Justement, comment se passe ce porte-à-porte dans le 8ᵉ ?
Plutôt bien. Je commence toujours par demander si les gens vont bien. C’est une phrase anodine, mais elle est centrale pour moi. Créer du lien, permettre la discussion et ensuite poser une question simple : « Êtes-vous inscrit sur les listes électorales ? » Et lorsque j’expose nos axes, les discussions s’ouvrent davantage. J’ai découvert parfois des habitants isolés, se plaignant de l’insalubrité de leur habitat, que je ne m’attendais pas à trouver ici.
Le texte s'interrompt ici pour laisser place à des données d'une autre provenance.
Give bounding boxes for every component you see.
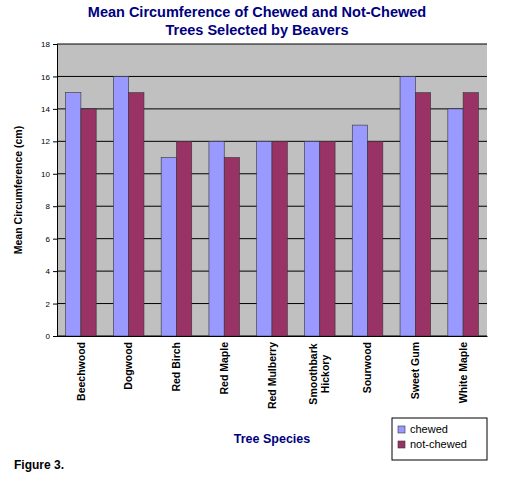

Autour de Saint-Lazare, vers Rome, on est à une intersection brutale entre populations très riches et classes populaires. Cette fracture est violente, mais elle est niée.
Quels sont vos axes politiques prioritaires pour cet arrondissement ?
Deux axes majeurs. D’abord, l’éducation communale : soutenir les écoles, les animateurs, les parents, les enfants.
Ensuite, le logement : l’encadrement des loyers, le contrôle des bailleurs, qu’ils soient privés ou sociaux. Le logement est un facteur central de dignité. Sans logement stable, rien ne tient.
Votre engagement politique est aussi intimement lié à votre combat contre les violences policières…
Oui. Mon engagement ne tombe pas du ciel. Il vient de dix ans de lutte aux côtés du Comité Vérité et Justice pour Adama. Dix ans à dénoncer les violences policières, le racisme systémique, les injustices d’État. Dix ans de collectif, d’héritage des luttes de l’immigration et des quartiers populaires. J’ai appris une chose essentielle : ces combats doivent aussi être portés là où se prennent les décisions. À la mairie. À Paris. Mais notre combat est politique depuis toujours : à travers nos luttes menées en soutien aux travailleuses des hôtels Ibis ou de la société de nettoyage Onet, auprès du personnel soignant, des collectifs pour les sans-papiers, sur la question des rixes, de la jeunesse des quartiers, avec les gilets jaunes et les mouvements sociaux contre la loi retraite… Mon parcours a toujours été politique et sur le terrain, avec le comité Adama, les collectifs et les associations.
Certains diront que ces sujets n’ont rien à voir avec une mairie d’arrondissement. Que leur répondez-vous ?
C’est faux. Les mairies ont un rôle central : accès aux droits, prévention, soutien aux associations, politique éducative, urbanisme, relation avec la police municipale. L’antiracisme n’est pas une question morale abstraite, c’est une politique publique concrète. Paris ne peut pas continuer à détourner le regard.
Vous vous présentez sous l’étiquette de La France insoumise, aux côtés de Sophia Chikirou à Paris. Pourquoi ce choix ?
Parce que c’est une continuité logique. Parce que nous avons imposé au débat politique la question des violences policières et de l’antiracisme. La France insoumise a soutenu depuis le début notre quête de la vérité et de la justice, dans une continuité qui dure depuis près de dix ans. Alors je peux dire qu’aujourd’hui, La France insoumise est la seule force politique qui assume clairement ces combats : justice sociale, égalité réelle, antiracisme politique. Je ne me présente pas pour « faire de la figuration ». Je me présente pour imposer ces priorités, partout, y compris dans les beaux quartiers.